The car's engine roars to warm life beneath us and jazz suddenly comes on the speakers in the car. And Madeline is jerking my cock. I hear the distant "shink" and "foomp" of a Zippo, and I smell the sweet first plume of smoke from Alanna's cigarette. She just wants to get out of here.

I am aware. Madeline's hair falling around my face smell of fruits and is heavy with the scent of hair pomade. I finally move, letting a hand run through her curls and holding her to me as we kiss. And Madeline is jerking my cock. I pull off her pre-faded designer jean jacket and she grins until I toss it over the edge of the quarry into the lake below. She looks at me like I just shot Kennedy.

"Nothing's special," I tell her. She tears off my jacket and tosses it in with her coat. I smile. Her tank top, her special little capri pants fly off the edge of the abyss. So far down we can't hear the splash over the jazz Alanna's using to drown us out.
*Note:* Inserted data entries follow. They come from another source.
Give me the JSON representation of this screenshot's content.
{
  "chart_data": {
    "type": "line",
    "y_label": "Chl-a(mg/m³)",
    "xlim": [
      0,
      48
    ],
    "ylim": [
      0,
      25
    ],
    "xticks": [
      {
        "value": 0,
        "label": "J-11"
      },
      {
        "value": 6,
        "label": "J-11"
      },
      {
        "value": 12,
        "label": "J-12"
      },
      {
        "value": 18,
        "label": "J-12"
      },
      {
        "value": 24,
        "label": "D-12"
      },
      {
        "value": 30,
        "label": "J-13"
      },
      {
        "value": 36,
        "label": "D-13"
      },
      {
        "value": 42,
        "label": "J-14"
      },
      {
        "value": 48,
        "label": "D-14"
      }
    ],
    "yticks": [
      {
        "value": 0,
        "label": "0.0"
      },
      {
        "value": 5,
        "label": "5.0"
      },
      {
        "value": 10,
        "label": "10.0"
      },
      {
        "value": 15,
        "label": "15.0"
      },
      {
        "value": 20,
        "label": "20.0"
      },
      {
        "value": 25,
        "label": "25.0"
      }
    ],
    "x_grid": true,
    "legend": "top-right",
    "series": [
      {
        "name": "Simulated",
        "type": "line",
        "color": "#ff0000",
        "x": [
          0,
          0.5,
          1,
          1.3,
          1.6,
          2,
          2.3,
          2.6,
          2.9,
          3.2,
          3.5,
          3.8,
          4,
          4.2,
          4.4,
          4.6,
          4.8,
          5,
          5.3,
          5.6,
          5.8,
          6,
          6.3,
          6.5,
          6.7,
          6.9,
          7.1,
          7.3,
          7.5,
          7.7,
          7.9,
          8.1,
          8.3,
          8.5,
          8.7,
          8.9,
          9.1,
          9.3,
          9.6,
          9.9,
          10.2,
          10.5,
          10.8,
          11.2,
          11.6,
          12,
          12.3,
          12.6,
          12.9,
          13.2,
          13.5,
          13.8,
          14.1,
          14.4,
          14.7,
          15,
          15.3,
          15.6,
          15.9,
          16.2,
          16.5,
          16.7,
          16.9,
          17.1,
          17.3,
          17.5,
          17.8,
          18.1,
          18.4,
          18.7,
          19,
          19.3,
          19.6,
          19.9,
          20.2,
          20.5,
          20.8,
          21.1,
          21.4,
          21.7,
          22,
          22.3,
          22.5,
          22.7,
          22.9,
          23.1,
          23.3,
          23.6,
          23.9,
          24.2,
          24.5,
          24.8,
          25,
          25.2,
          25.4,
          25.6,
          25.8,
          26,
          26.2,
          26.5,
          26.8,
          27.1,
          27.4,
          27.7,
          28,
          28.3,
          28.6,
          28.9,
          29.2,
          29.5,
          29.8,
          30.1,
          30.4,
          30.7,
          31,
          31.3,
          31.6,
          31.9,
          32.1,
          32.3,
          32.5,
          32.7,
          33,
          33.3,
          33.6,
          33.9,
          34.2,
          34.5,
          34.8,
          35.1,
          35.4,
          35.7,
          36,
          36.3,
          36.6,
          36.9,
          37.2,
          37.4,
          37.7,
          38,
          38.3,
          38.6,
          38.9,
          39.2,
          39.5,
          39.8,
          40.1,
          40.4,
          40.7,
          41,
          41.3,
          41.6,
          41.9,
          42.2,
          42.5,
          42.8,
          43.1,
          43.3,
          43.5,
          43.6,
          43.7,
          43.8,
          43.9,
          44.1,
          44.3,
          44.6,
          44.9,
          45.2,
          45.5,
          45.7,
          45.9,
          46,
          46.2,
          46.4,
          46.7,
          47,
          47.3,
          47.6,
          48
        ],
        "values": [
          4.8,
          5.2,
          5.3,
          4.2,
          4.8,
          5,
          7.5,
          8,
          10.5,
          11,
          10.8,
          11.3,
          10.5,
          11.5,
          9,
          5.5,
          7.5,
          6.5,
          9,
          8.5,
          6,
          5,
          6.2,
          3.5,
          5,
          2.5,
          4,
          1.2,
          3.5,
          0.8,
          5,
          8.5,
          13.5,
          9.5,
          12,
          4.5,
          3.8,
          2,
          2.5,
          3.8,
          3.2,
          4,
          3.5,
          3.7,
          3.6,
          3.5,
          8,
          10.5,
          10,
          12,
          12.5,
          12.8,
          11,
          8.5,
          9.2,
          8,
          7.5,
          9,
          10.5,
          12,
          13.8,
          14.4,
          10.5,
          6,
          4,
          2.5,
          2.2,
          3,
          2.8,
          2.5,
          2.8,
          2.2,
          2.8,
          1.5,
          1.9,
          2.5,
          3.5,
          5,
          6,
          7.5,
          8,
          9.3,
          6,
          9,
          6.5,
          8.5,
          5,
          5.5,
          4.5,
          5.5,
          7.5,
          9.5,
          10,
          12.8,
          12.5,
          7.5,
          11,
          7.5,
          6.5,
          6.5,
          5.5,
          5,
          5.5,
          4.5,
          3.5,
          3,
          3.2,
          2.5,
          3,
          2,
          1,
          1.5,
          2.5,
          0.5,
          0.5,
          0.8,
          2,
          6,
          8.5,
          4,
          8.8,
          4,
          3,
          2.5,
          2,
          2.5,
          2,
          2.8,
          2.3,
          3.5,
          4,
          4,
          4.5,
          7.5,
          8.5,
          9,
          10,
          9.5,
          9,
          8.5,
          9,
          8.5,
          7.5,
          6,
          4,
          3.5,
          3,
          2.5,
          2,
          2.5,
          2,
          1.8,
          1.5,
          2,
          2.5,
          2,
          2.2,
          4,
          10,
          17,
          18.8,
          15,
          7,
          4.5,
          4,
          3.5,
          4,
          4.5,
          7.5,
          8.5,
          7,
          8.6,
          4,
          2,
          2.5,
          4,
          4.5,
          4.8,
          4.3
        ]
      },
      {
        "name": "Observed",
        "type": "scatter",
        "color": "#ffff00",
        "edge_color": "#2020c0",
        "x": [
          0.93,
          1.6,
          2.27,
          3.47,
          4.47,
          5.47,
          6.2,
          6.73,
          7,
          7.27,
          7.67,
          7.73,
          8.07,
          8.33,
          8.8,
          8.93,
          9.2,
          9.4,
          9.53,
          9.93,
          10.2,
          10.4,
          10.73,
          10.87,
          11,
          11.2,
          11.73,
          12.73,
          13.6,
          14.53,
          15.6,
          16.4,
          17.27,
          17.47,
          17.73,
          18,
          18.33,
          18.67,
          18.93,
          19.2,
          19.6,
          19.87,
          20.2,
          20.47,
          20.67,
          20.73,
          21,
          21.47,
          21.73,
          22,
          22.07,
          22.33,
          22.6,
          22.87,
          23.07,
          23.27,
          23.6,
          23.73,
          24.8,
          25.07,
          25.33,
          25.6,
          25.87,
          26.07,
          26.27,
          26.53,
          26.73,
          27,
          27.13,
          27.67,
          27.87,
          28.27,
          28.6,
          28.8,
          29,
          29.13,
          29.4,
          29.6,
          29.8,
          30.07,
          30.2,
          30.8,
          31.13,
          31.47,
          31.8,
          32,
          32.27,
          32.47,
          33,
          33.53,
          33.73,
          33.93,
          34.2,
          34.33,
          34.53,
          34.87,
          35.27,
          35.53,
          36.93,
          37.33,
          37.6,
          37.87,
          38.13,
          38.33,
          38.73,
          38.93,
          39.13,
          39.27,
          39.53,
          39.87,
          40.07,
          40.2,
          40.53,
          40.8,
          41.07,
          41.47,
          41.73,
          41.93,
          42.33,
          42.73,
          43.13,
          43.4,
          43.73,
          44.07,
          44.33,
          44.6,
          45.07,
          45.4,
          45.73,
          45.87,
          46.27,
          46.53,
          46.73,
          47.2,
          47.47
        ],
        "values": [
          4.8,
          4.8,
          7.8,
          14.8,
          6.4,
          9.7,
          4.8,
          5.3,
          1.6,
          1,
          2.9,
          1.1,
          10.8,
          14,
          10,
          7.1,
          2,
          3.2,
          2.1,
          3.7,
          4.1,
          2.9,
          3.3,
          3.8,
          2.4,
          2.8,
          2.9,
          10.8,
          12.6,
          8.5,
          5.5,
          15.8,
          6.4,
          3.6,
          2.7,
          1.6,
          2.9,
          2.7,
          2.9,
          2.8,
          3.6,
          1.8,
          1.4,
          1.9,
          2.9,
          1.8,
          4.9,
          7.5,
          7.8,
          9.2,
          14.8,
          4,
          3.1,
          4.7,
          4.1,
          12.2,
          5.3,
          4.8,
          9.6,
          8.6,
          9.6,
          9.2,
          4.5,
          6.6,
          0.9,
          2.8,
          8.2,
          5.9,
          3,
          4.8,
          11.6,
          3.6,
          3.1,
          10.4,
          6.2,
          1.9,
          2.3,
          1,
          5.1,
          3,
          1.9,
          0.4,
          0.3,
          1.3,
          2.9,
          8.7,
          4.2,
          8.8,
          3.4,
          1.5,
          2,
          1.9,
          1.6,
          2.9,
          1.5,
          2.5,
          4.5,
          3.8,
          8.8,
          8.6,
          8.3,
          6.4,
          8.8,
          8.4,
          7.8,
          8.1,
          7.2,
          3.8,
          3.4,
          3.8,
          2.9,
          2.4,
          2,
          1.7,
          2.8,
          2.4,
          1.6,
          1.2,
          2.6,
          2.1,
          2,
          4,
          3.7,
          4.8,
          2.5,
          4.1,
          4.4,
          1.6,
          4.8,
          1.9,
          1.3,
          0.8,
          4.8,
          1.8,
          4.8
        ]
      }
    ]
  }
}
Soon I'm standing beside the hood with my face buried in her crotch. Her perfectly trimmed and styled bush is matted and scraggly as my tongue methodically spells out the alphabet on her clit. A hand grips her slim ass and another holds her stomach down as she bucks against my face.

"Oh fuck…" she yells out.

The jazz music gets louder.

"Don't… don't… oh fuck…" her tiny hands grip my mess of hair and crush my face into her pussy. "Don't you… don't you… Jesus Charliiieeee!" She screams out something. I don't know if it's a word. It's just a noise. She bucks wildly against my head as her juice pours down her thighs and my throat, and suddenly goes slack. She breathes heavy. Her tiny tits heaving up and down, her nipples peaky in the cool night air. Her perfect curls a mess over her perfect face. Her perfect skin mottled red with passion. A perfect hundred-watt grin on her face. The woman was laughing.